A detective, cleaner, lobbyist, photographer, organiser and professional googler are just some of the things that keep Port Macquarie Museum’s curator Debbie Summers busy every day in the office.
Debbie says she never imagined she would be a museum curator in her retired life, assuming she would spend her days playing tennis, but a case of tennis elbow pointed her in the direction of the museum and she hasn’t looked back.
“Growing up I didn’t have a strong passion for history, I didn’t study it at school but these days I can’t get enough.
“One of my favourite parts of the job is spending time uncovering the hidden stories and histories of the items that come into our collection.
“I love a good mystery and sometimes it can take us weeks or months to find out about a certain item, and even then, we sometime have to go back years later and update information about an object after new information comes to light.
“We have thousands of pieces that we are in the process of cataloging and digitising and it is very rewarding to carry an object from when we get it, to uncovering how, where, when and by whom it was used.
“Because we focus on the history of Port Macquarie, we have people, locals and visitors come in and ask about certain things and it is always lovely to be able to help them, or sometimes us, uncover things we didn’t already know,” Debbie said.
At the moment one of the pieces currently on display at the museum is a doctors car badge which Debbie is researching.
“I am currently researching and investigating lots and lots of items but one in particular is a doctors car badge donated to us, which is really interesting as they are quite rare,” she said.
Debbie said that while no two days are ever the same, the curator life is not necessarily the glamourous life people may think.
“There are some days where I spend the day talking to people and helping them find out about their ancestors or researching and writing Statements of Significance for a particular artifact we don’t know anything about, but then there are days where it takes an entire morning to get into an exhibit to change a light bulb or to dust a section of the museum,” she said.
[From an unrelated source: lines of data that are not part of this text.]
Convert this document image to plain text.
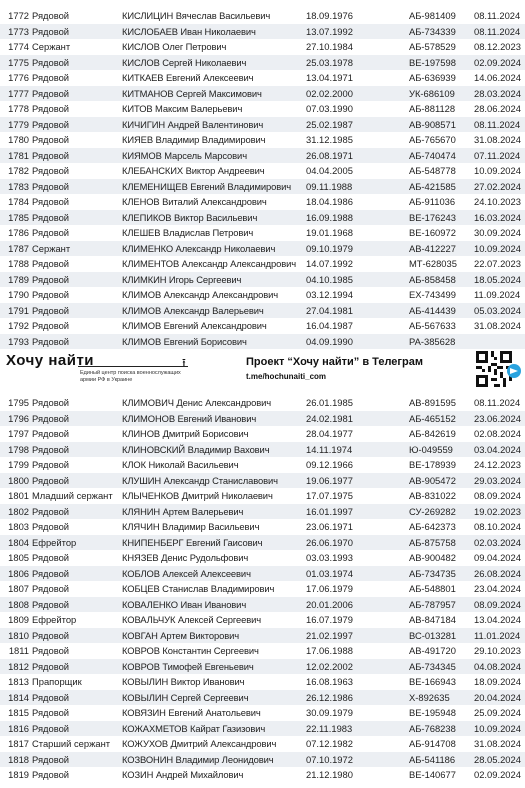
1772 Рядовой	КИСЛИЦИН Вячеслав Васильевич	18.09.1976	АБ-981409 08.11.2024
1773 Рядовой	КИСЛОБАЕВ Иван Николаевич	13.07.1992	АБ-734339 08.11.2024
1774 Сержант	КИСЛОВ Олег Петрович	27.10.1984	АБ-578529 08.12.2023
1775 Рядовой	КИСЛОВ Сергей Николаевич	25.03.1978	ВЕ-197598 02.09.2024
1776 Рядовой	КИТКАЕВ Евгений Алексеевич	13.04.1971	АБ-636939 14.06.2024
1777 Рядовой	КИТМАНОВ Сергей Максимович	02.02.2000	УК-686109 28.03.2024
1778 Рядовой	КИТОВ Максим Валерьевич	07.03.1990	АБ-881128 28.06.2024
1779 Рядовой	КИЧИГИН Андрей Валентинович	25.02.1987	АВ-908571 08.11.2024
1780 Рядовой	КИЯЕВ Владимир Владимирович	31.12.1985	АБ-765670 31.08.2024
1781 Рядовой	КИЯМОВ Марсель Марсович	26.08.1971	АБ-740474 07.11.2024
1782 Рядовой	КЛЕБАНСКИХ Виктор Андреевич	04.04.2005	АБ-548778 10.09.2024
1783 Рядовой	КЛЕМЕНИЩЕВ Евгений Владимирович 09.11.1988	АБ-421585 27.02.2024
1784 Рядовой	КЛЕНОВ Виталий Александрович	18.04.1986	АБ-911036 24.10.2023
1785 Рядовой	КЛЕПИКОВ Виктор Васильевич	16.09.1988	ВЕ-176243 16.03.2024
1786 Рядовой	КЛЕШЕВ Владислав Петрович	19.01.1968	ВЕ-160972 30.09.2024
1787 Сержант	КЛИМЕНКО Александр Николаевич	09.10.1979	АВ-412227 10.09.2024
1788 Рядовой	КЛИМЕНТОВ Александр Александрович 14.07.1992	МТ-628035 22.07.2023
1789 Рядовой	КЛИМКИН Игорь Сергеевич	04.10.1985	АБ-858458 18.05.2024
1790 Рядовой	КЛИМОВ Александр Александрович	03.12.1994	ЕХ-743499 11.09.2024
1791 Рядовой	КЛИМОВ Александр Валерьевич	27.04.1981	АБ-414439 05.03.2024
1792 Рядовой	КЛИМОВ Евгений Александрович	16.04.1987	АБ-567633 31.08.2024
1793 Рядовой	КЛИМОВ Евгений Борисович	04.09.1990	РА-385628
Хочу найти	⭱
Единый центр поиска военнослужащих армии РФ в Украине
Проект “Хочу найти” в Телеграм
t.me/hochunaiti_com
1795 Рядовой	КЛИМОВИЧ Денис Александрович	26.01.1985	АВ-891595 08.11.2024
1796 Рядовой	КЛИМОНОВ Евгений Иванович	24.02.1981	АБ-465152 23.06.2024
1797 Рядовой	КЛИНОВ Дмитрий Борисович	28.04.1977	АБ-842619 02.08.2024
1798 Рядовой	КЛИНОВСКИЙ Владимир Вахович	14.11.1974	Ю-049559 03.04.2024
1799 Рядовой	КЛОК Николай Васильевич	09.12.1966	ВЕ-178939 24.12.2023
1800 Рядовой	КЛУШИН Александр Станиславович	19.06.1977	АВ-905472 29.03.2024
1801 Младший сержант КЛЫЧЕНКОВ Дмитрий Николаевич	17.07.1975	АВ-831022 08.09.2024
1802 Рядовой	КЛЯНИН Артем Валерьевич	16.01.1997	СУ-269282 19.02.2023
1803 Рядовой	КЛЯЧИН Владимир Васильевич	23.06.1971	АБ-642373 08.10.2024
1804 Ефрейтор	КНИПЕНБЕРГ Евгений Гаисович	26.06.1970	АБ-875758 02.03.2024
1805 Рядовой	КНЯЗЕВ Денис Рудольфович	03.03.1993	АВ-900482 09.04.2024
1806 Рядовой	КОБЛОВ Алексей Алексеевич	01.03.1974	АБ-734735 26.08.2024
1807 Рядовой	КОБЦЕВ Станислав Владимирович	17.06.1979	АБ-548801 23.04.2024
1808 Рядовой	КОВАЛЕНКО Иван Иванович	20.01.2006	АБ-787957 08.09.2024
1809 Ефрейтор	КОВАЛЬЧУК Алексей Сергеевич	16.07.1979	АВ-847184 13.04.2024
1810 Рядовой	КОВГАН Артем Викторович	21.02.1997	ВС-013281 11.01.2024
1811 Рядовой	КОВРОВ Константин Сергеевич	17.06.1988	АВ-491720 29.10.2023
1812 Рядовой	КОВРОВ Тимофей Евгеньевич	12.02.2002	АБ-734345 04.08.2024
1813 Прапорщик	КОВЫЛИН Виктор Иванович	16.08.1963	ВЕ-166943 18.09.2024
1814 Рядовой	КОВЫЛИН Сергей Сергеевич	26.12.1986	Х-892635	20.04.2024
1815 Рядовой	КОВЯЗИН Евгений Анатольевич	30.09.1979	ВЕ-195948 25.09.2024
1816 Рядовой	КОЖАХМЕТОВ Кайрат Газизович	22.11.1983	АБ-768238 10.09.2024
1817 Старший сержант КОЖУХОВ Дмитрий Александрович	07.12.1982	АБ-914708 31.08.2024
1818 Рядовой	КОЗВОНИН Владимир Леонидович	07.10.1972	АБ-541186 28.05.2024
1819 Рядовой	КОЗИН Андрей Михайлович	21.12.1980	ВЕ-140677 02.09.2024
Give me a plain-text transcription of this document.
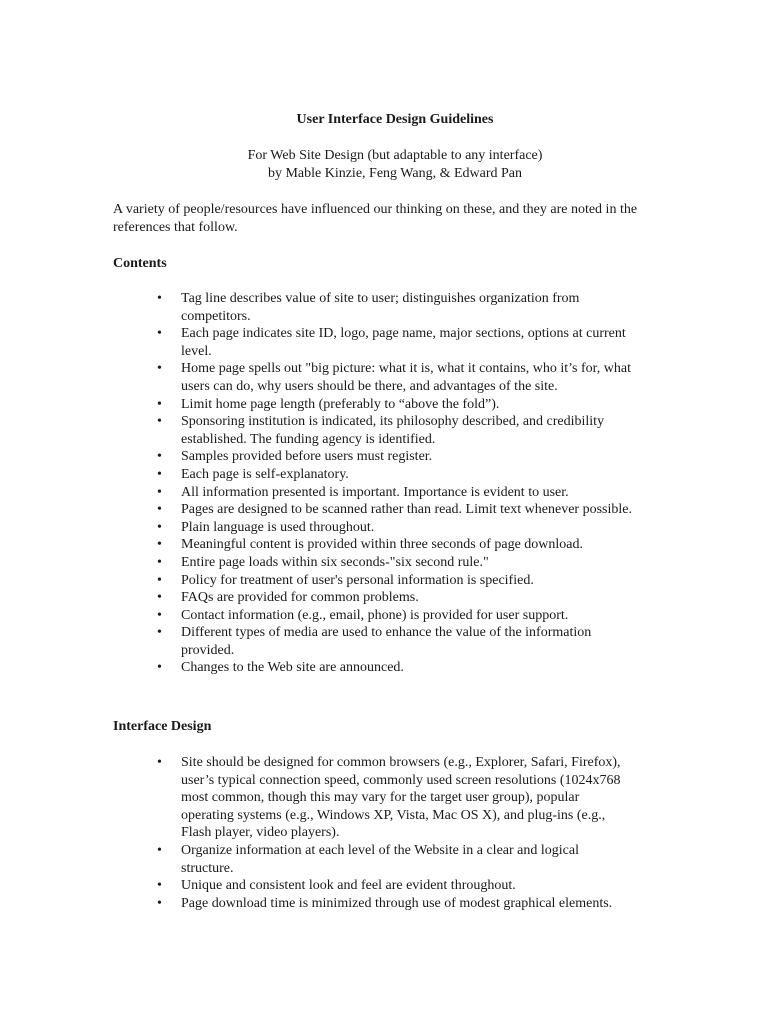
User Interface Design Guidelines
For Web Site Design (but adaptable to any interface)
by Mable Kinzie, Feng Wang, & Edward Pan
A variety of people/resources have influenced our thinking on these, and they are noted in the references that follow.
Contents
• Tag line describes value of site to user; distinguishes organization from competitors.
• Each page indicates site ID, logo, page name, major sections, options at current level.
• Home page spells out "big picture: what it is, what it contains, who it’s for, what users can do, why users should be there, and advantages of the site.
• Limit home page length (preferably to “above the fold”).
• Sponsoring institution is indicated, its philosophy described, and credibility established. The funding agency is identified.
• Samples provided before users must register.
• Each page is self-explanatory.
• All information presented is important. Importance is evident to user.
• Pages are designed to be scanned rather than read. Limit text whenever possible.
• Plain language is used throughout.
• Meaningful content is provided within three seconds of page download.
• Entire page loads within six seconds-"six second rule."
• Policy for treatment of user's personal information is specified.
• FAQs are provided for common problems.
• Contact information (e.g., email, phone) is provided for user support.
• Different types of media are used to enhance the value of the information provided.
• Changes to the Web site are announced.
Interface Design
• Site should be designed for common browsers (e.g., Explorer, Safari, Firefox), user’s typical connection speed, commonly used screen resolutions (1024x768 most common, though this may vary for the target user group), popular operating systems (e.g., Windows XP, Vista, Mac OS X), and plug-ins (e.g., Flash player, video players).
• Organize information at each level of the Website in a clear and logical structure.
• Unique and consistent look and feel are evident throughout.
• Page download time is minimized through use of modest graphical elements.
As curator, Debbie also is responsible for coming up with new exhibits, creating imaginative spaces using the thousands of items in the collection which she says is both daunting and exciting.
“I always have ideas about potential new exhibits but it is just a case of trying to find a theme that works.
“We try and base the exhibitions around relevant themes and then work in our collection pieces as well, but sometimes we have to get creative with what we can work with.”
In the volunteer museum community Debbie is well known and recognised for her wealth of knowledge and attention to the collection and is at the leading edge in knowing the best storage and record keeping practices.
“From Newcastle to Coffs Harbour we have some of the best volunteer museums in the state and because of that there is a lot of sharing of information and training that we can take part in.”